Most of the other replies to you, except for the one by tempusalaria, are not really answering the question.
Broadly, while there was a lot of initial excitement - it simply does not seem like offline + off-policy RL can beat online + on-policy RL methods like PPO. Sampling trajectories from the actual model you are training and scoring them seems like it works much better in practice, never mind the additional flexibility methods like PPO provide over the form of the reward function.
I think what people are missing here is that this is for o1, and you are supplying questions & answers, but not the entire solution-solving transcript (as you almost never have such a thing).
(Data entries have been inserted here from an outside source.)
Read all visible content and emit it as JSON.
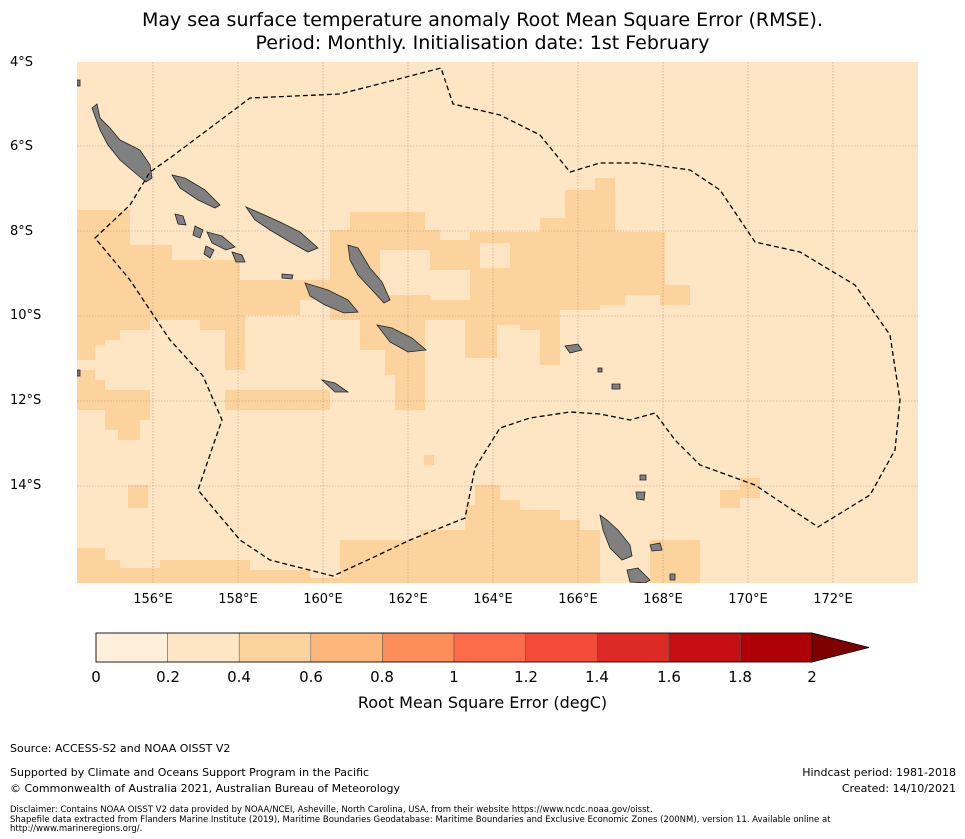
{
  "title_line1": "May sea surface temperature anomaly Root Mean Square Error (RMSE).",
  "title_line2": "Period: Monthly. Initialisation date: 1st February",
  "lat_labels": [
    "4°S",
    "6°S",
    "8°S",
    "10°S",
    "12°S",
    "14°S"
  ],
  "lon_labels": [
    "156°E",
    "158°E",
    "160°E",
    "162°E",
    "164°E",
    "166°E",
    "168°E",
    "170°E",
    "172°E"
  ],
  "colorbar": {
    "label": "Root Mean Square Error (degC)",
    "ticks": [
      "0",
      "0.2",
      "0.4",
      "0.6",
      "0.8",
      "1",
      "1.2",
      "1.4",
      "1.6",
      "1.8",
      "2"
    ],
    "colors": [
      "#fff0dc",
      "#fee6c4",
      "#fdd39d",
      "#fdb77a",
      "#fc8d59",
      "#fc6c4a",
      "#f44b38",
      "#dd2a24",
      "#c80e15",
      "#b00007"
    ],
    "extend_color": "#7f0000"
  },
  "map_colors": {
    "base_rmse_0_2_0_4": "#fee6c4",
    "patch_rmse_0_4_0_6": "#fdd39d",
    "low_rmse_0_0_2": "#fff0dc",
    "land": "#808080",
    "eez_line": "#000000"
  },
  "footer": {
    "source": "Source: ACCESS-S2 and NOAA OISST V2",
    "supported": "Supported by Climate and Oceans Support Program in the Pacific",
    "copyright": "© Commonwealth of Australia 2021, Australian Bureau of Meteorology",
    "hindcast": "Hindcast period: 1981-2018",
    "created": "Created: 14/10/2021",
    "disclaimer1": "Disclaimer: Contains NOAA OISST V2 data provided by NOAA/NCEI, Asheville, North Carolina, USA, from their website https://www.ncdc.noaa.gov/oisst.",
    "disclaimer2": "Shapefile data extracted from Flanders Marine Institute (2019), Maritime Boundaries Geodatabase: Maritime Boundaries and Exclusive Economic Zones (200NM), version 11. Available online at http://www.marineregions.org/."
  }
}
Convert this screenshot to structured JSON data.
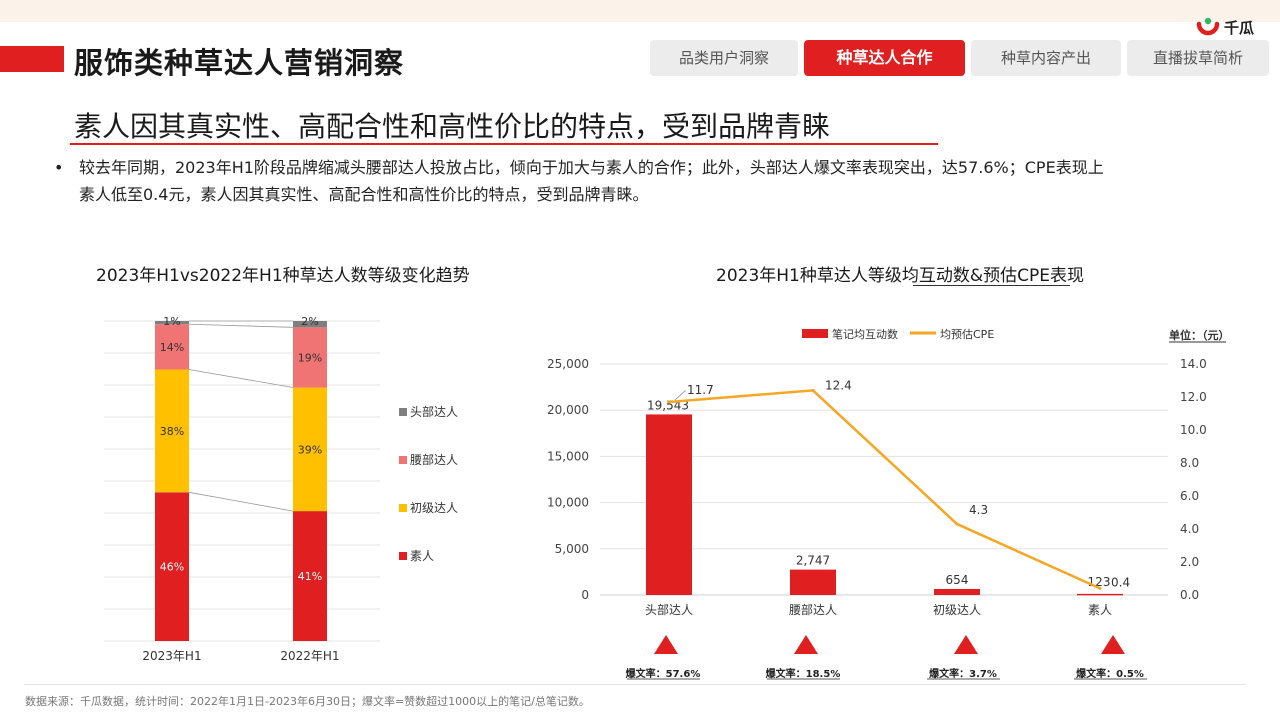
{
  "header": {
    "title": "服饰类种草达人营销洞察",
    "tabs": [
      {
        "label": "品类用户洞察",
        "active": false
      },
      {
        "label": "种草达人合作",
        "active": true
      },
      {
        "label": "种草内容产出",
        "active": false
      },
      {
        "label": "直播拔草简析",
        "active": false
      }
    ],
    "logo_text": "千瓜",
    "logo_icon": "qiangua-logo-icon"
  },
  "headline": "素人因其真实性、高配合性和高性价比的特点，受到品牌青睐",
  "bullet": "较去年同期，2023年H1阶段品牌缩减头腰部达人投放占比，倾向于加大与素人的合作；此外，头部达人爆文率表现突出，达57.6%；CPE表现上素人低至0.4元，素人因其真实性、高配合性和高性价比的特点，受到品牌青睐。",
  "chart_data": [
    {
      "type": "bar",
      "stacked": true,
      "percent": true,
      "title": "2023年H1vs2022年H1种草达人数等级变化趋势",
      "categories": [
        "2023年H1",
        "2022年H1"
      ],
      "series": [
        {
          "name": "素人",
          "values": [
            46,
            41
          ],
          "labels": [
            "46%",
            "41%"
          ],
          "color": "#e02020"
        },
        {
          "name": "初级达人",
          "values": [
            38,
            39
          ],
          "labels": [
            "38%",
            "39%"
          ],
          "color": "#ffc000"
        },
        {
          "name": "腰部达人",
          "values": [
            14,
            19
          ],
          "labels": [
            "14%",
            "19%"
          ],
          "color": "#f07474"
        },
        {
          "name": "头部达人",
          "values": [
            1,
            2
          ],
          "labels": [
            "1%",
            "2%"
          ],
          "color": "#7f7f7f"
        }
      ],
      "legend_order": [
        "头部达人",
        "腰部达人",
        "初级达人",
        "素人"
      ],
      "legend_position": "right",
      "grid": true
    },
    {
      "type": "bar",
      "combo": "bar+line",
      "title": "2023年H1种草达人等级均互动数&预估CPE表现",
      "categories": [
        "头部达人",
        "腰部达人",
        "初级达人",
        "素人"
      ],
      "series": [
        {
          "name": "笔记均互动数",
          "type": "bar",
          "axis": "left",
          "values": [
            19543,
            2747,
            654,
            123
          ],
          "labels": [
            "19,543",
            "2,747",
            "654",
            "123"
          ],
          "color": "#e02020"
        },
        {
          "name": "均预估CPE",
          "type": "line",
          "axis": "right",
          "values": [
            11.7,
            12.4,
            4.3,
            0.4
          ],
          "labels": [
            "11.7",
            "12.4",
            "4.3",
            "0.4"
          ],
          "color": "#f5a623"
        }
      ],
      "ylim_left": [
        0,
        25000
      ],
      "yticks_left": [
        "0",
        "5,000",
        "10,000",
        "15,000",
        "20,000",
        "25,000"
      ],
      "ylim_right": [
        0,
        14
      ],
      "yticks_right": [
        "0.0",
        "2.0",
        "4.0",
        "6.0",
        "8.0",
        "10.0",
        "12.0",
        "14.0"
      ],
      "unit_label": "单位：（元）",
      "legend_position": "top",
      "grid": true,
      "burst_rates": [
        {
          "label": "爆文率：57.6%",
          "value": 57.6
        },
        {
          "label": "爆文率：18.5%",
          "value": 18.5
        },
        {
          "label": "爆文率：3.7%",
          "value": 3.7
        },
        {
          "label": "爆文率：0.5%",
          "value": 0.5
        }
      ]
    }
  ],
  "footer": "数据来源：千瓜数据，统计时间：2022年1月1日-2023年6月30日；爆文率=赞数超过1000以上的笔记/总笔记数。"
}
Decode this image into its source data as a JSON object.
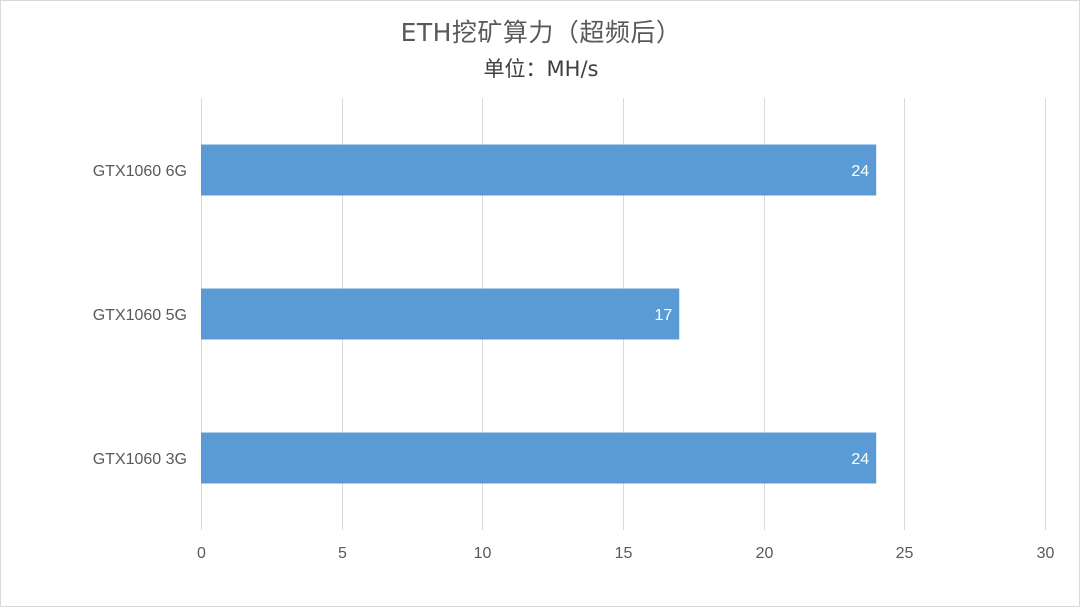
{
  "chart_data": {
    "type": "bar",
    "orientation": "horizontal",
    "title": "ETH挖矿算力（超频后）",
    "subtitle": "单位：MH/s",
    "categories": [
      "GTX1060 6G",
      "GTX1060 5G",
      "GTX1060 3G"
    ],
    "values": [
      24,
      17,
      24
    ],
    "xlim": [
      0,
      30
    ],
    "xticks": [
      0,
      5,
      10,
      15,
      20,
      25,
      30
    ],
    "grid": true,
    "data_labels": true,
    "bar_color": "#5b9bd5",
    "grid_color": "#d9d9d9"
  }
}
The whole point of o1 is that you don't simply train on the supervised pairs that the users will be supplying here, because it's so hard to simply leap straight from a question to a correct answer, without doing additional work in between. (OA already offers a finetuning service like that, note.)
So DPO vs RLHF is missing the point: the interesting thing here is how they are (presumably) generating the inner-monologue to fill in the gap between the Q and the A that you provide them, and then training on that augmented dataset of Q->solving->A datapoints.
Whether they are using simple finetuning on that dataset, or DPO, or RLHF, or something else, seems less interesting than the broader questions of, "does that work? and are there many important or economically datasets where o1 can 'fill in the gaps', creating a better annotated dataset, and bootstrap itself to be much more intelligent on that dataset?"
Yes it is. In RLHF and DPO you are optimizing the model output for human preferences. In the reinforcement fine tuning that was announced today you are optimizing the hidden chain of thought to arrive at a correct answer, as judged by a predefined grader.
In short, DPO is not better than PPO. This is because DPO is derived from so called BT reward assumption that pairwise data preference is collected. Through mathematical formulations, you can learn the preference and the action at the same time. However, PPO and other on-policy (training samples are strictly generated by the LLM) doesn't need such assumption. For example, in coding and math problems it is possible to get binary reward. Many research shows DPO is ok if you don't take much care on OOD performance.
This is not human feedback reinforcement learning, it is just traditional supervised reinforcement learning where the finetuning sets consist of problems and the correct answers. They do not call it supervised though because they have to say it is different than how they were finetuning until now.